1.  the obvious first question is did you make your monetary goal?  Any reasons for the fact that you did or did not that are important to note such as weather on the day of the event, unsuccessful marketing of the event, etc.

2.  did you sell out, were all your tables sold and filled?  Did you actually have to turn anyone away?  Was the price appropriate or did anyone balk at the cost?

3.  Did you have a successful auction?  Were there ample items of varying values and were they all sold?  Was check out smooth and were they any problems with check out?

4.  Did everyone have a good time?  You might have (hopefully you did) provide your attendees with an evaluation form to complete before leaving.  What were those results?  Did everyone love a certain round?  Was everyone able to hear/see the questions, etc?

5.  Did staff and volunteers complete their work before and during the event as expected?  Did anyone go above and beyond or did anyone stand around and not work?

6.  Were sponsors happy with the benefits/recognition that they received for their sponsorship dollars?  This is absolutely essential to their willingness to sponsor again in the future.
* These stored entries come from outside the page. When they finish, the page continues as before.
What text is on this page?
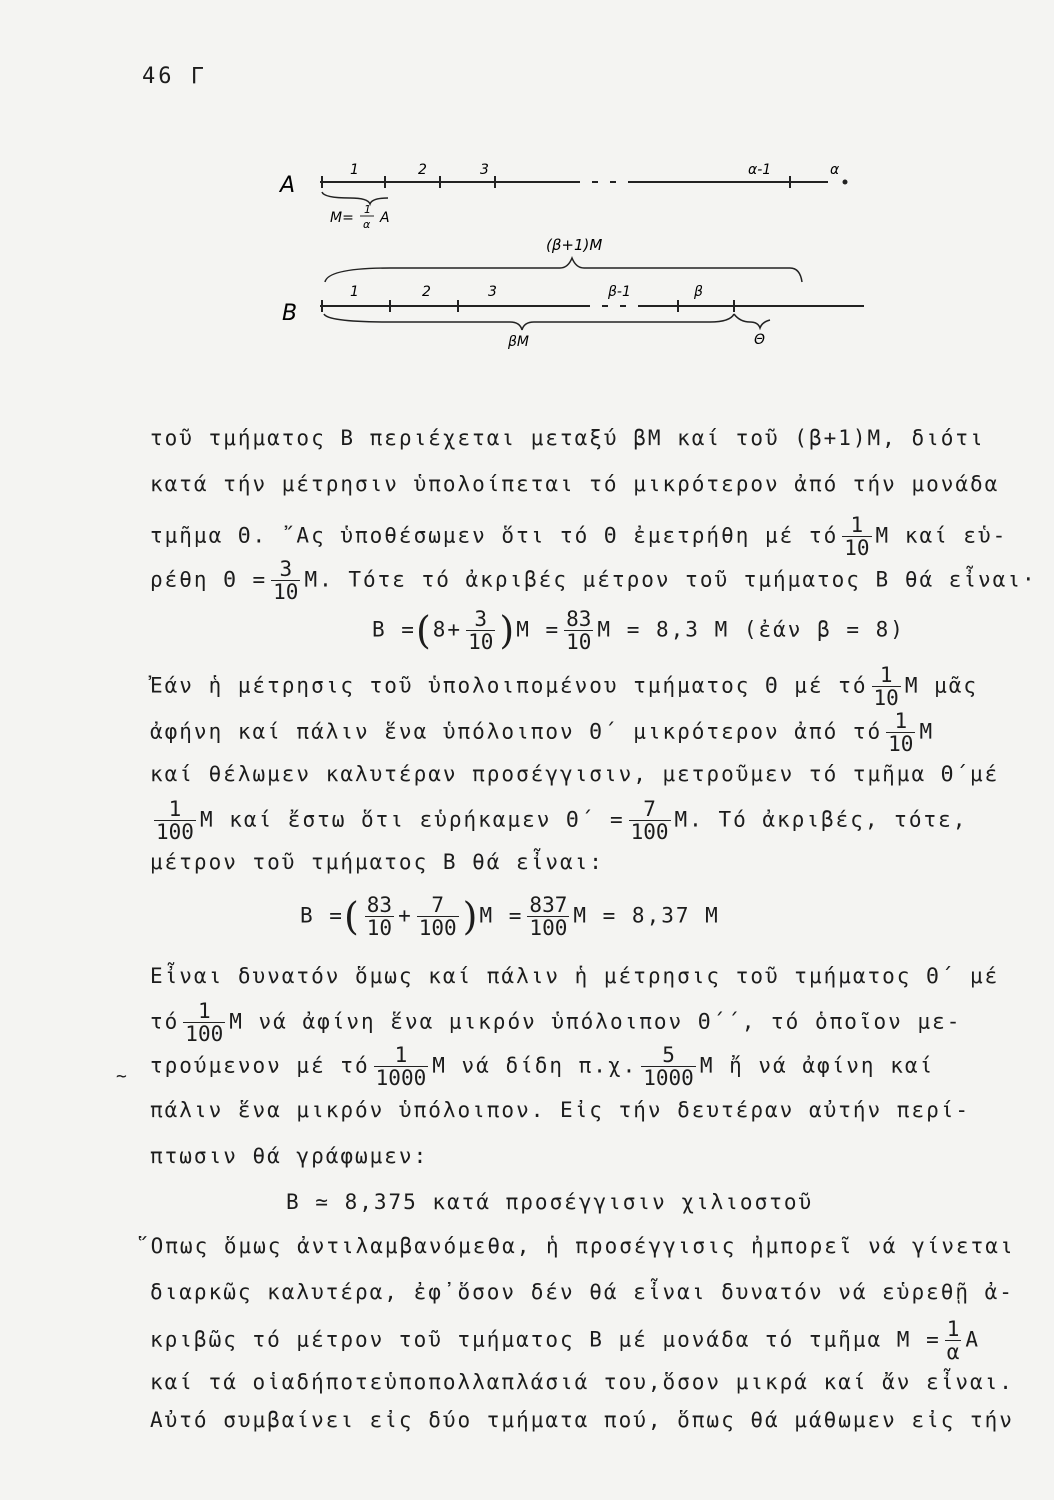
46 Γ
A
1	2	3	α-1	α
M=
1
α A
(β+1)M
B
1	2	3	β-1	β
βM	Θ
τοῦ τμήματος Β περιέχεται μεταξύ βΜ καί τοῦ (β+1)Μ, διότι
κατά τήν μέτρησιν ὑπολοίπεται τό μικρότερον ἀπό τήν μονάδα
τμῆμα Θ. ῎Ας ὑποθέσωμεν ὅτι τό Θ ἐμετρήθη μέ τό $\frac{1}{10}$ Μ καί εὑ-
ρέθη $\Theta = \frac{3}{10} M$. Τότε τό ἀκριβές μέτρον τοῦ τμήματος Β θά εἶναι·
$B =(8+ \frac{3}{10} )M = \frac{83}{10}$ M = 8,3 M (ἐάν β = 8)
Ἐάν ἡ μέτρησις τοῦ ὑπολοιπομένου τμήματος Θ μέ τό $\frac{1}{10}$ Μ μᾶς
ἀφήνη καί πάλιν ἕνα ὑπόλοιπον Θ΄ μικρότερον ἀπό τό $\frac{1}{10}$ Μ
καί θέλωμεν καλυτέραν προσέγγισιν, μετροῦμεν τό τμῆμα Θ΄μέ
$\frac{1}{100}$ Μ καί ἔστω ὅτι εὑρήκαμεν $\Theta΄ = \frac{7}{100} M$. Τό ἀκριβές, τότε,
μέτρον τοῦ τμήματος Β θά εἶναι:
B =( $\frac{83}{10} + \frac{7}{100} )M = \frac{837}{100}$ M = 8,37 M
Εἶναι δυνατόν ὅμως καί πάλιν ἡ μέτρησις τοῦ τμήματος Θ΄ μέ
τό $\frac{1}{100}$ Μ νά ἀφίνη ἕνα μικρόν ὑπόλοιπον Θ΄΄, τό ὁποῖον με-
~ τρούμενον μέ τό $\frac{1}{1000}$ Μ νά δίδη π.χ. $\frac{5}{1000}$ Μ ἤ νά ἀφίνη καί
πάλιν ἕνα μικρόν ὑπόλοιπον. Εἰς τήν δευτέραν αὐτήν περί-
πτωσιν θά γράφωμεν:
Β ≃ 8,375 κατά προσέγγισιν χιλιοστοῦ
῞Οπως ὅμως ἀντιλαμβανόμεθα, ἡ προσέγγισις ἠμπορεῖ νά γίνεται
διαρκῶς καλυτέρα, ἐφ᾽ὅσον δέν θά εἶναι δυνατόν νά εὑρεθῇ ἀ-
κριβῶς τό μέτρον τοῦ τμήματος Β μέ μονάδα τό τμῆμα $M = \frac{1}{\alpha}$ Α
καί τά οἱαδήποτεὑποπολλαπλάσιά του,ὅσον μικρά καί ἄν εἶναι.
Αὐτό συμβαίνει εἰς δύο τμήματα πού, ὅπως θά μάθωμεν εἰς τήν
7.  Did your volunteers "show up" in support of the event, table sales, etc?  Did your staff and/or families also show their support in table sales, spreading the word, etc.

8.  Were your expenses realistic?  Did you seek to have donations for goods/services to lesson your out-of-pocket expenses?  Did you purchase something to make money?  Please don't do that.  Purchasing an item for the auction makes little sense when you will not likely get your cost back much less make a huge profit.  It is an unnecessary expense.

9.  Was there a community response to the event?  Were there table sales representing the community that would be evidence of a good marketing plan carried out well?

10. Did you and your team feel that the time and effort you put into the event was worth the outcome?  Using 400 man hours at $25 per hour, or $10,000, to make $10,000 does not really make sense, either.  Keep your time cost in line with your outcomes.